Conclusion - The modernisation programme has an extremely broad wingspan,
requiring actuarial engagement at pretty much every point.
You will forgive me, I’m sure, for restricting my
remarks to a handful of areas so as to allow time for greater
exploration.
- 2004 has been an extremely busy period for the life industry
and actuaries working in the life industry in particular.
My view is that the introduction of the Integrated Prudential
Sourcebook and ICA framework has given actuaries the reasons
they needed to be able to spend time and buy resources to
gain a deeper understanding of the risks involved in the
firm’s business. The difficult part may be communicating
clearly some of these complex results and associated methodologies
to the Board. The prize however, is great, both for the
well being of the firm and as an aside the level of debate
and discussion with the FSA.
- I am pleased to say that the FSA has long enjoyed a strong
working relationship with the Profession, and I am delighted
that this trend looks set to continue under your new president.
We may not always see eye to eye on every issue, but all
joking aside, I do believe that robust exchange and challenge
are often characteristics of the most valuable relationships.
I would like to close by coming full circle and reiterating
my thanks for the tremendous effort that you have put in
to meet the challenges of wholesale regulatory reform and
to help make the reforms a reality. The Profession has proved
itself to be real agents of change and I hope that going
forward, you will continue to remain at the forefront of
surfacing better practice as the new regime beds in and
a steady state begins to emerge.
However, it is important to recognise that regulation is only one component of the life insurance market, although you would be forgiven for thinking over the past two years, there was nothing else.
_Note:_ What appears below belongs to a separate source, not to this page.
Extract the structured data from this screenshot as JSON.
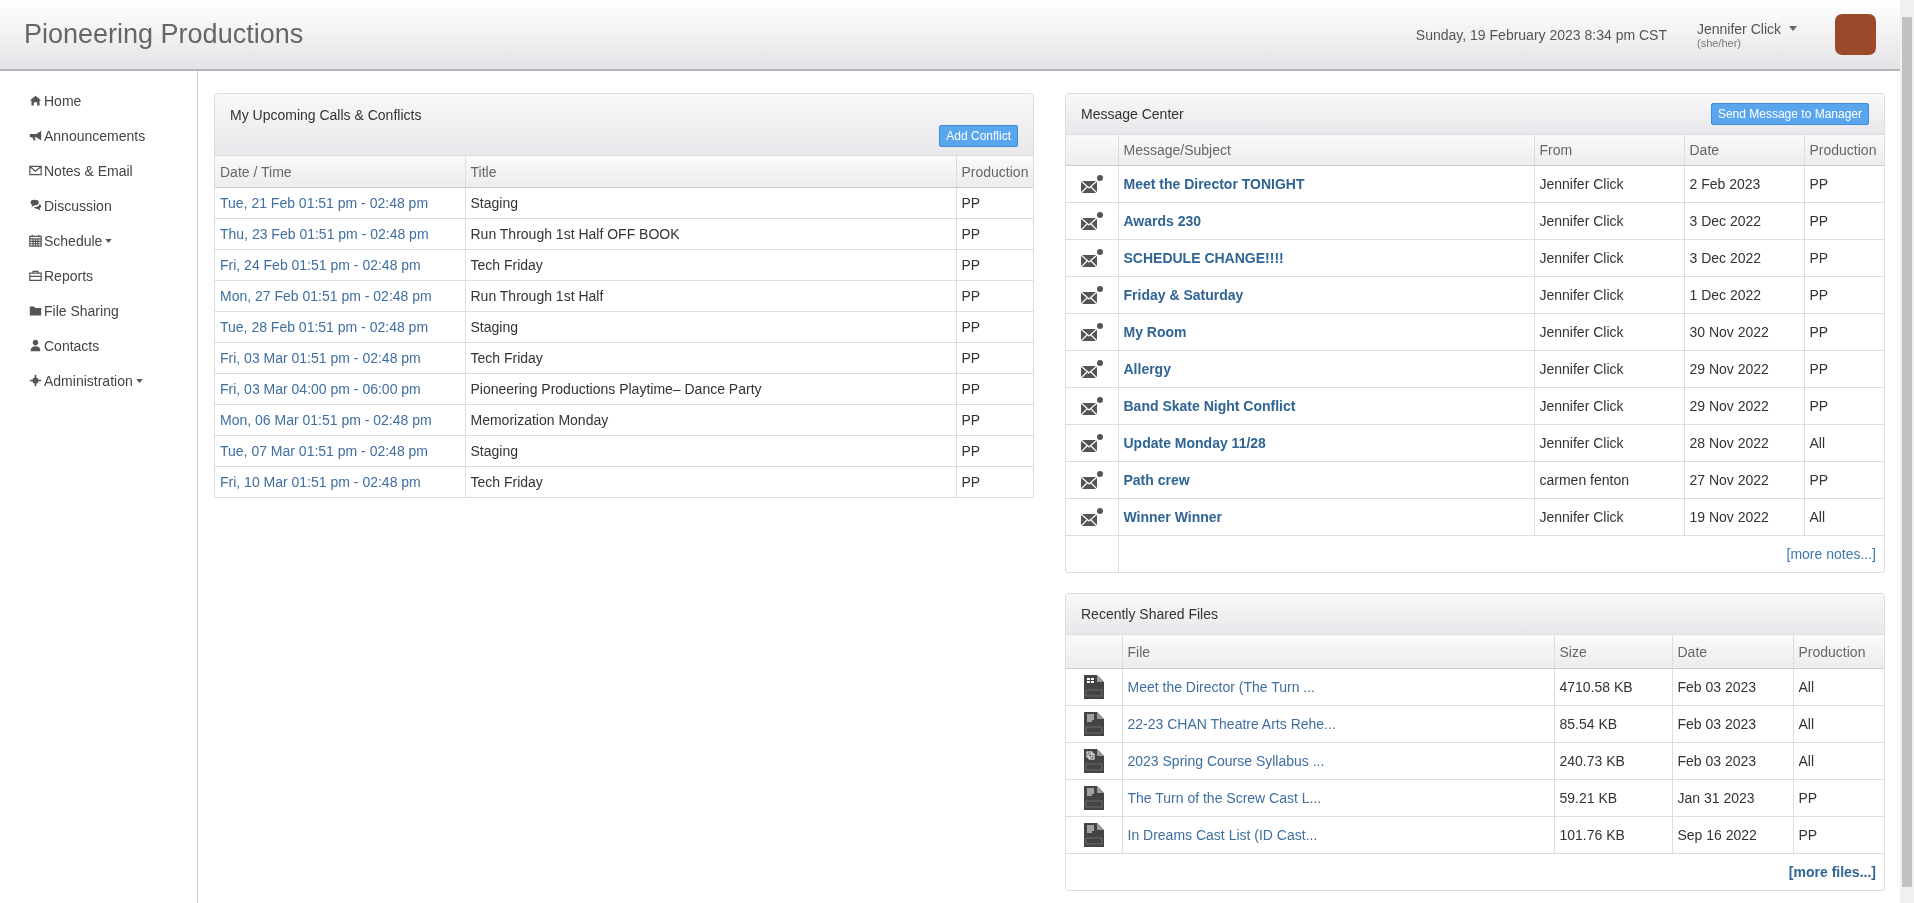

You have businesses to run, customers to serve, people to motivate, systems and products to develop, competitors to fight and, ultimately, owners to satisfy. Successful modern businesses thrive on change and the UK life insurance industry is in the thick of change - - depolarisation to liberalise markets, introduction of the new basic advice regime, an increasing awareness by people of the need to provide for the longer term - - to mention a few. Our regulatory reforms will I believe contribute to a more trusted industry with new tools of financial economics and so will help businesses who treat their customers fairly to thrive and prosper and win in the marketplace.
- I'd be delighted to take any questions.